Dysfunctional family relationships are Anne Tyler’s forte and her retelling of Shakespeare’s “The Taming of the Shrew” gives her plenty to work with!
In Tyler’s revamping, the shrew is Kate Battista, an abrasive preschool teacher with a bad hairdo and an unapologetic way with “honest” truths. (“I hate small children… They’re not very bright, if you’ve noticed.”) Once a “thorny child” and a “sullen teenager”, Kate is now housekeeper to her scientist father, the controlling and selfish Dr. Battista and her attractive, popular teenage sister, Bunny. When a prestigious research project of Dr. Battista’s is threatened by the imminent deportation of his brilliant Russian lab assistant, Pyotr Cherbakov, he decides to marry Kate off to get the young man a green card. You can imagine how well this goes over with Kate. She is furious, but you find yourself wondering if she will give in to these two characters’ charm.
Tyler gives a simple pre-feminist tale a number of clever tweaks. Shakespeare’s blunt shrew-tamer, Petruchio, is one of his more problematic male characters. In a neat twist, Tyler rewrites his boorishness as foreignness and a lack of finesse with the English langage.. Pyotr seems as much an outsider in polite society as Kate: “In my country we have proverb,” Pyotr was saying. Don’t they always, Kate thought. “We say, ‘Work when it is divided into segments is shorter total period of time than work when it is all together in one unit.” “Catchy,” Kate said.

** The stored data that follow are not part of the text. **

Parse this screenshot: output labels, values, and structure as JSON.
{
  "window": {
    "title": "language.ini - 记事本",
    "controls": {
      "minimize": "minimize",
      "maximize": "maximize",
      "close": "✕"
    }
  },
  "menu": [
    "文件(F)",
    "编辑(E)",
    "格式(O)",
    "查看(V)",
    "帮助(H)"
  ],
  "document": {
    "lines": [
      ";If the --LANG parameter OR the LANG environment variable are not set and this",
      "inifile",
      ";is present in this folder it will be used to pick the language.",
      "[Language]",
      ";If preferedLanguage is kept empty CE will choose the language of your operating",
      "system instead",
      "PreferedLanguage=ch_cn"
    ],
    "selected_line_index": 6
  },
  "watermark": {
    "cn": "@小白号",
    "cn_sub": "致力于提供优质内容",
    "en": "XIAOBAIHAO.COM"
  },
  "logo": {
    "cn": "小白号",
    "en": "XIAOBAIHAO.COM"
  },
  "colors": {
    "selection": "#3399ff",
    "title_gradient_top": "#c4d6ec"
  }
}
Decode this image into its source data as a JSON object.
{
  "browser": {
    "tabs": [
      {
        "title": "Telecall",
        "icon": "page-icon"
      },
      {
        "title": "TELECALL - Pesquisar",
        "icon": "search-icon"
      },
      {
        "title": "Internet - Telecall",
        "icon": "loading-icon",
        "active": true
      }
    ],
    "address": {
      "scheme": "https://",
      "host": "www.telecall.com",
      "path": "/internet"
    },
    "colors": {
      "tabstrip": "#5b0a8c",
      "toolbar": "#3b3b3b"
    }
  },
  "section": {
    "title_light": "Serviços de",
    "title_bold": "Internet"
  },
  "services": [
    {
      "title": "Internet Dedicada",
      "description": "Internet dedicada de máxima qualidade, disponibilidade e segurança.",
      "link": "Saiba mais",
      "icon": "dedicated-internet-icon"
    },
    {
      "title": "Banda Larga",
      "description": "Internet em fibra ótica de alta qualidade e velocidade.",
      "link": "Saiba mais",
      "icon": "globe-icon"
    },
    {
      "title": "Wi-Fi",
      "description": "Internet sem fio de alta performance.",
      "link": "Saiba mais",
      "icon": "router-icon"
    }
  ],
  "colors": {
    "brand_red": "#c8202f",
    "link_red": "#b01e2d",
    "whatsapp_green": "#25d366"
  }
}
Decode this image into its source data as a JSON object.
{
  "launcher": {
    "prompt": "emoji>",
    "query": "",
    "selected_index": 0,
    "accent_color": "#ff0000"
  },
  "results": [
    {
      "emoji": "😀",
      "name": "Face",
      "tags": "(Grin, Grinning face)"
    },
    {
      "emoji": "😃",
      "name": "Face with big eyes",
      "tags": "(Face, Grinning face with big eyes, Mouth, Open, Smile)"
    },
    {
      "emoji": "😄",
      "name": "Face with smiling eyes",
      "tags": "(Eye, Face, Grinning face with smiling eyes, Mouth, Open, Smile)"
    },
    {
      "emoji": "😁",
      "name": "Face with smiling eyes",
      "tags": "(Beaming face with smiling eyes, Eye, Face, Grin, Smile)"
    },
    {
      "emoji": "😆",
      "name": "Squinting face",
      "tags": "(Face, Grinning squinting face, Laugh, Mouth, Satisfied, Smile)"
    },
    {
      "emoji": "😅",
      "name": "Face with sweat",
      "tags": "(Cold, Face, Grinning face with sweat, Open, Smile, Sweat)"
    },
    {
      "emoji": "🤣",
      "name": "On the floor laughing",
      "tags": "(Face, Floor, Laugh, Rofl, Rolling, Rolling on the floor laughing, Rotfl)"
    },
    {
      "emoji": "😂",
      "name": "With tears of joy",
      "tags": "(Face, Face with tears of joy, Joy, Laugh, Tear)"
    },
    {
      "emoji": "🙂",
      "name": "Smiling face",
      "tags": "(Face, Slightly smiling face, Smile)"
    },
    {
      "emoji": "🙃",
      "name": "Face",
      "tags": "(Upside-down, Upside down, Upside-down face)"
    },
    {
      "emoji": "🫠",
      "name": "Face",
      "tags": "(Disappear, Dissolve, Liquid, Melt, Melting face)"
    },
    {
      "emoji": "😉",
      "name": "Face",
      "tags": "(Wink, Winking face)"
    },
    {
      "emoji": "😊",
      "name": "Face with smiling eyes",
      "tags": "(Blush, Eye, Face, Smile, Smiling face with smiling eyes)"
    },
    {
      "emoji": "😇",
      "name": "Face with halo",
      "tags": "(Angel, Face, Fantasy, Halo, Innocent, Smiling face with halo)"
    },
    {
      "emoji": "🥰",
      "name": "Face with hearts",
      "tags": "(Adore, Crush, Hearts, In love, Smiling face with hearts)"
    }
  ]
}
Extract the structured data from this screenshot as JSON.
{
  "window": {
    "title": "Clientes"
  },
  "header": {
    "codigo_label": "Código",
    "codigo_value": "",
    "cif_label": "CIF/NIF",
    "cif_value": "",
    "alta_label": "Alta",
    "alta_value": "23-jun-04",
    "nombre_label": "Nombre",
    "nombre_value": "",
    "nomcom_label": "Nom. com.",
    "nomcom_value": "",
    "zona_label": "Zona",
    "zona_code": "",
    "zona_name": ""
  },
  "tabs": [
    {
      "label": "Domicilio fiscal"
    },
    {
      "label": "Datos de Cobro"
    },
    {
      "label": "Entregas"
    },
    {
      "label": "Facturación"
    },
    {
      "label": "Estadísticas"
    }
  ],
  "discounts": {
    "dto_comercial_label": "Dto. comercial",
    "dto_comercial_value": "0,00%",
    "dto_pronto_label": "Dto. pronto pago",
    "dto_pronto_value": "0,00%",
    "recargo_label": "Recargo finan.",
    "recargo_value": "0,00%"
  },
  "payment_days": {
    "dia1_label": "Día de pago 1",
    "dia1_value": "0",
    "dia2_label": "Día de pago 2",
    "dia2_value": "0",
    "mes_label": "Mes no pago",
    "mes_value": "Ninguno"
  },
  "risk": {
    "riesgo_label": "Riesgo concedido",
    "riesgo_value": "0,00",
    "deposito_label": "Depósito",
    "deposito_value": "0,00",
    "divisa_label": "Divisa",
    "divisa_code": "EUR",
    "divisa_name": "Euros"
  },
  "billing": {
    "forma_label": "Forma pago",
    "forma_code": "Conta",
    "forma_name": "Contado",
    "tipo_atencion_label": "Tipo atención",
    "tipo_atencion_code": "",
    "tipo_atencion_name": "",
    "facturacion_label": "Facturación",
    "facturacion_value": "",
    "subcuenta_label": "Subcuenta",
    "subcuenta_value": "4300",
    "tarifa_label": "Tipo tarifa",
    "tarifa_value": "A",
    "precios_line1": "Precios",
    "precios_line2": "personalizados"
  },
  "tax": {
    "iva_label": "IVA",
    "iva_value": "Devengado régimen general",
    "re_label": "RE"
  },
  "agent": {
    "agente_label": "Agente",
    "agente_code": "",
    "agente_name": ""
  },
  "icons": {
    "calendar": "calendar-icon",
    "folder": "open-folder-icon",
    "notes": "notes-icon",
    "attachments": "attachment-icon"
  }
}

I have really enjoyed this story. I read “Shrew” so many years ago and this new, sharp interpretation did not disappoint. This novel was written and published through the support of The Hogarth Press and the Hogarth Shakespeare Project, both of which support Shakespeare’s works retold by acclaimed and bestselling novelists of today. You can find “Vinegar Girl” in the fiction section.